Una donna su quattro subisce molestie a lavoro. Violenza verbale e mobbing le più diffuse
Violenze verbali e mobbing gli episodi più diffusi
Ma in cosa consistono gli episodi di violenza riferiti? Secondo il campione intervistato, la forma di violenza più diffusa è quella verbale (56%), al secondo posto il mobbing (53%) e al terzo posto, distaccato, l’abuso di potere (37%). Chiudono la classifica la violenza fisica (10%), lo stalking (6%) e la violenza online (2%). Le molestie sessuali sono percepite come la forma di violenza più grave dal 52% del campione, seguite al secondo posto dal mobbing (37%) e dalla violenza fisica (34%). La percezione generale è che le donne subiscano maggiormente quasi tutte le forme di violenza rispetto agli uomini, ad eccezione della violenza fisica (il 32% del campione pensa che la subiscano più gli uomini, rispetto al 25% che pensa che a subirla siano più le donne) e del bullismo (20% contro 17%).
Esiste poi il fenomeno delle cosiddette “microaggressioni”: più di 1 donna su 4 ha subito sguardi (27%) o avances (29%) inappropriate sul luogo di lavoro. I principali responsabili delle micro-aggressioni sono i colleghi (38%) e i capi uomini (37%), seguiti a notevole distanza dai clienti uomini (14%) e dalle colleghe donne (12%).
Il silenzio di chi subisce e le conseguenze
Come reagiscono le persone di fronte a questi episodi di molestie? Nel report sono raccolte anche 140 testimonianze dirette e anonime, che contribuiscono anche ad analizzare questo aspetto e a contrastare quella vittimizzazione secondaria che troppo spesso sposta l’asse della colpa in base a come e quanto le vittime hanno reagito all’abuso. La verità è che le persone reagiscono in modi diversi, anche in base all’ambiente in cui lavorano o al ruolo che occupano. Dalle testimonianze emergono tre scenari principali: c’è chi continua a lavorare senza raccontare ciò che ha vissuto, chi si confida o denuncia, ma senza che ne consegua alcuna presa in carico da parte dell’azienda, e chi, invece, trova supporto da parte di questa, che prende provvedimenti in merito all’accaduto. Le prime due situazioni sono le più comuni. Nella maggior parte dei casi, chi subisce abusi o violenza non ne parla con nessuno. Questo accade per varie ragioni: la vittima può sentirsi profondamente ferita, bloccata o inadeguata, e a volte corresponsabile dell’accaduto. In altri casi, è il timore delle conseguenze che frena: una delle ragioni principali è infatti la paura di perdere il lavoro: questo sentimento è condiviso dal 59% del campione, e sale al 62% tra le donne (65% tra le operaie). Il 53% esprime timore di ritorsioni da parte di chi ha commesso la violenza, mentre il 41% pensa che denunciare non servirebbe a nulla. Altre volte, si ha il presentimento che denunciare l’accaduto non porterebbe ad alcuna conseguenza per chi ha commesso la violenza; ci si sente, quindi, impotenti.

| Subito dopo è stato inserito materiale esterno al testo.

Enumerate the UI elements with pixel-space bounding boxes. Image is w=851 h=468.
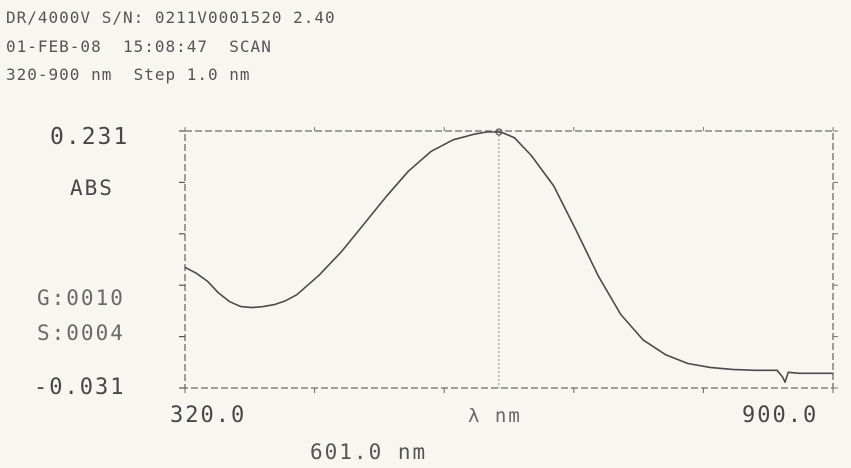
g-readout: G:0010 (37, 286, 125, 310)
data-point (284, 300, 287, 302)
x-axis-label: λ nm (468, 405, 522, 427)
data-point (553, 185, 555, 187)
data-point (687, 362, 689, 365)
data-point (273, 304, 275, 306)
data-point (787, 371, 789, 373)
data-point (784, 381, 786, 383)
y-axis-label: ABS (70, 176, 114, 200)
instrument-header: DR/4000V S/N: 0211V0001520 2.40 (6, 8, 336, 27)
peak-marker (495, 128, 503, 136)
data-point (206, 280, 208, 282)
absorbance-series-line (184, 131, 833, 383)
data-point (184, 266, 186, 268)
data-point (620, 313, 622, 316)
data-point (240, 305, 242, 308)
data-point (363, 223, 365, 225)
data-point (195, 272, 197, 274)
cursor-wavelength-readout: 601.0 nm (310, 440, 428, 464)
data-point (407, 170, 410, 172)
x-max-tick-label: 900.0 (742, 403, 819, 428)
data-point (597, 275, 599, 277)
data-point (642, 339, 644, 341)
s-readout: S:0004 (37, 321, 125, 345)
data-point (782, 376, 784, 378)
data-point (229, 301, 231, 303)
data-point (452, 139, 454, 141)
plot-frame (184, 130, 834, 389)
data-point (318, 274, 320, 276)
data-point (502, 132, 505, 134)
data-point (709, 366, 711, 369)
data-point (731, 368, 734, 370)
data-point (497, 131, 499, 133)
data-point (664, 354, 667, 356)
y-max-tick-label: 0.231 (50, 124, 130, 150)
data-point (474, 133, 477, 135)
scan-range: 320-900 nm Step 1.0 nm (6, 65, 251, 84)
data-point (810, 372, 812, 374)
data-point (530, 154, 532, 157)
data-point (486, 131, 488, 133)
data-point (217, 292, 220, 294)
data-point (296, 294, 298, 296)
data-point (340, 251, 343, 253)
data-point (832, 372, 834, 374)
data-point (575, 229, 577, 231)
data-point (513, 137, 516, 139)
data-point (776, 369, 778, 371)
data-point (430, 150, 432, 153)
scan-datetime: 01-FEB-08 15:08:47 SCAN (6, 37, 272, 56)
data-point (251, 306, 253, 309)
data-point (385, 196, 387, 198)
data-point (798, 372, 801, 374)
data-point (754, 369, 756, 371)
y-min-tick-label: -0.031 (34, 375, 126, 400)
x-min-tick-label: 320.0 (170, 403, 247, 428)
data-point (262, 305, 264, 308)
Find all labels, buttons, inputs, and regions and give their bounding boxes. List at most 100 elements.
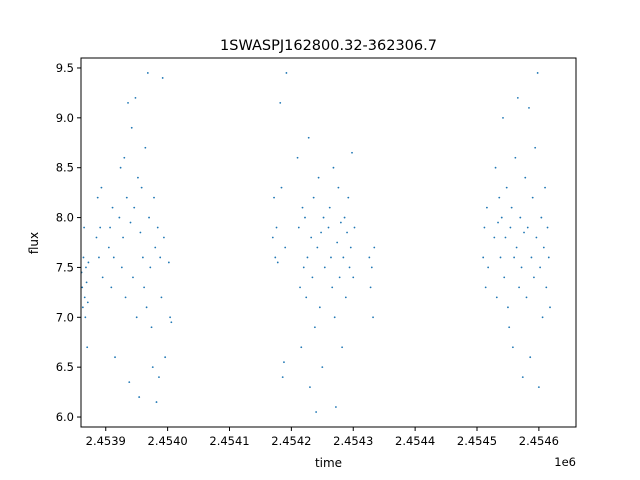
data-point-26: [121, 267, 123, 269]
data-point-47: [147, 72, 149, 74]
y-tick-label: 6.5: [56, 360, 74, 374]
data-point-119: [352, 277, 354, 279]
data-point-6: [84, 316, 86, 318]
y-tick-label: 9.5: [56, 61, 74, 75]
x-tick-label: 2.4544: [395, 434, 435, 448]
data-point-145: [511, 207, 513, 209]
data-point-99: [328, 227, 330, 229]
data-point-1: [81, 286, 83, 288]
data-point-80: [302, 207, 304, 209]
data-point-17: [102, 277, 104, 279]
y-tick-label: 9.0: [56, 111, 74, 125]
y-axis-ticks: 6.0 6.5 7.0 7.5 8.0 8.5 9.0 9.5: [56, 61, 81, 424]
data-point-129: [486, 207, 488, 209]
data-point-19: [109, 227, 111, 229]
data-point-155: [523, 232, 525, 234]
data-point-120: [354, 227, 356, 229]
data-point-7: [85, 267, 87, 269]
y-axis-label: flux: [27, 232, 41, 254]
data-point-169: [540, 217, 542, 219]
data-point-158: [527, 227, 529, 229]
data-point-133: [496, 296, 498, 298]
data-point-148: [514, 157, 516, 159]
data-point-122: [370, 286, 372, 288]
data-point-28: [123, 157, 125, 159]
data-point-42: [141, 187, 143, 189]
data-point-50: [151, 326, 153, 328]
data-point-65: [272, 237, 274, 239]
data-point-111: [342, 257, 344, 259]
data-point-117: [350, 247, 352, 249]
data-point-85: [308, 137, 310, 139]
data-point-176: [549, 306, 551, 308]
data-point-166: [537, 72, 539, 74]
data-point-114: [346, 232, 348, 234]
data-point-84: [307, 257, 309, 259]
data-point-51: [152, 366, 154, 368]
data-point-58: [161, 296, 163, 298]
data-point-33: [130, 222, 132, 224]
data-point-150: [517, 97, 519, 99]
data-point-126: [482, 257, 484, 259]
data-points: [81, 72, 551, 413]
data-point-174: [547, 227, 549, 229]
data-point-170: [542, 316, 544, 318]
data-point-62: [168, 262, 170, 264]
data-point-9: [86, 346, 88, 348]
data-point-56: [158, 376, 160, 378]
data-point-151: [518, 286, 520, 288]
data-point-12: [96, 237, 98, 239]
data-point-97: [323, 217, 325, 219]
data-point-31: [127, 102, 129, 104]
data-point-130: [487, 267, 489, 269]
data-point-23: [114, 356, 116, 358]
x-axis-ticks: 2.4539 2.4540 2.4541 2.4542 2.4543 2.4544 2.45…: [86, 427, 559, 448]
data-point-132: [495, 167, 497, 169]
data-point-146: [512, 346, 514, 348]
data-point-38: [136, 316, 138, 318]
x-axis-offset-label: 1e6: [554, 455, 576, 469]
data-point-53: [154, 247, 156, 249]
data-point-105: [335, 406, 337, 408]
data-point-93: [318, 177, 320, 179]
data-point-35: [132, 277, 134, 279]
data-point-106: [336, 242, 338, 244]
data-point-113: [345, 296, 347, 298]
data-point-135: [498, 197, 500, 199]
data-point-5: [84, 296, 86, 298]
x-tick-label: 2.4539: [86, 434, 126, 448]
data-point-49: [149, 267, 151, 269]
data-point-11: [88, 262, 90, 264]
data-point-108: [339, 277, 341, 279]
data-point-124: [372, 316, 374, 318]
data-point-8: [86, 281, 88, 283]
data-point-77: [298, 227, 300, 229]
data-point-91: [315, 411, 317, 413]
data-point-72: [282, 376, 284, 378]
y-tick-label: 8.0: [56, 211, 74, 225]
data-point-157: [526, 296, 528, 298]
data-point-21: [112, 207, 114, 209]
data-point-41: [140, 232, 142, 234]
data-point-66: [273, 197, 275, 199]
data-point-160: [529, 356, 531, 358]
data-point-168: [539, 267, 541, 269]
data-point-149: [516, 247, 518, 249]
data-point-92: [316, 247, 318, 249]
data-point-88: [312, 277, 314, 279]
data-point-74: [284, 247, 286, 249]
data-point-18: [108, 247, 110, 249]
data-point-64: [170, 321, 172, 323]
data-point-69: [277, 262, 279, 264]
data-point-167: [538, 386, 540, 388]
data-point-94: [319, 306, 321, 308]
data-point-29: [125, 296, 127, 298]
data-point-152: [519, 217, 521, 219]
data-point-138: [502, 117, 504, 119]
data-point-79: [300, 346, 302, 348]
data-point-175: [548, 257, 550, 259]
data-point-40: [138, 396, 140, 398]
data-point-76: [297, 157, 299, 159]
data-point-156: [524, 177, 526, 179]
data-point-60: [163, 237, 165, 239]
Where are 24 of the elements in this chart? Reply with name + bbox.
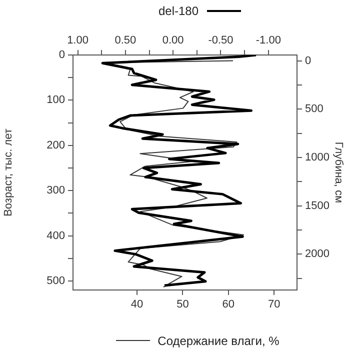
y2-tick-label: 500 <box>305 103 324 116</box>
x-tick-label: 40 <box>130 298 144 311</box>
x-axis-title: Содержание влаги, % <box>158 334 280 348</box>
y-tick-label: 200 <box>46 139 65 152</box>
y2-tick-label: 0 <box>305 54 312 67</box>
y-tick-label: 300 <box>46 184 65 197</box>
x2-tick-label: 0.50 <box>114 34 136 46</box>
x2-axis-title: del-180 <box>158 4 199 18</box>
y2-tick-label: 1000 <box>305 152 330 164</box>
y2-tick-label: 2000 <box>305 248 330 260</box>
x-tick-label: 60 <box>222 298 235 311</box>
y-tick-label: 100 <box>46 94 65 106</box>
y-tick-label: 400 <box>46 230 65 242</box>
x2-tick-label: 0.00 <box>162 34 184 46</box>
y2-axis-title: Глубина, см <box>332 142 344 204</box>
x-tick-label: 50 <box>176 298 189 311</box>
x2-tick-label: 1.00 <box>67 34 88 46</box>
y-axis-title: Возраст, тыс. лет <box>2 128 15 216</box>
y-tick-label: 500 <box>46 274 65 287</box>
y2-tick-label: 1500 <box>305 200 330 212</box>
x-tick-label: 70 <box>268 298 280 311</box>
x2-tick-label: -1.00 <box>256 34 281 46</box>
y-tick-label: 0 <box>58 49 65 62</box>
x2-tick-label: -0.50 <box>208 34 234 46</box>
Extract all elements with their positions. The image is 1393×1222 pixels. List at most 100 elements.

Questo porta ad arrivare a dare le dimissioni in seguito agli abusi subiti: secondo il sondaggio WeWorld-Ipsos, lo ha fatto 1 persona su 4 (25%). In questi casi, si scontrano due diritti fondamentali: il diritto al lavoro e il diritto alla libertà da violenze e molestie. C’è poi anche il caso, altrettanto grave, di chi viene licenziata in seguito alle violenze subite sul luogo di lavoro: 1 persona su 7 (14%).
Le azioni da intraprendere
Per contrastare il fenomeno, i lavoratori e le lavoratrici indicano come iniziative più efficaci l’istituzione di sanzioni per comportamenti violenti (37%) o la possibilità di denunciare episodi di violenza tramite linee di segnalazione anonime (32%). Una persona su 4 (25%) ritiene che le aziende dovrebbero offrire accesso a servizi di consulenza psicologica per chi ha assistito e/o subito violenza sul posto di lavoro. Solo il 12% del campione ha identificato come prioritaria l’organizzazione di workshop per sensibilizzare la popolazione aziendale sui vari tipi di violenza di genere. Eppure forse è proprio dalla cultura che bisognerebbe partire per combattere un fenomeno che è reso forte proprio dalle resistenze a riconoscerlo, contrastarlo, superarlo.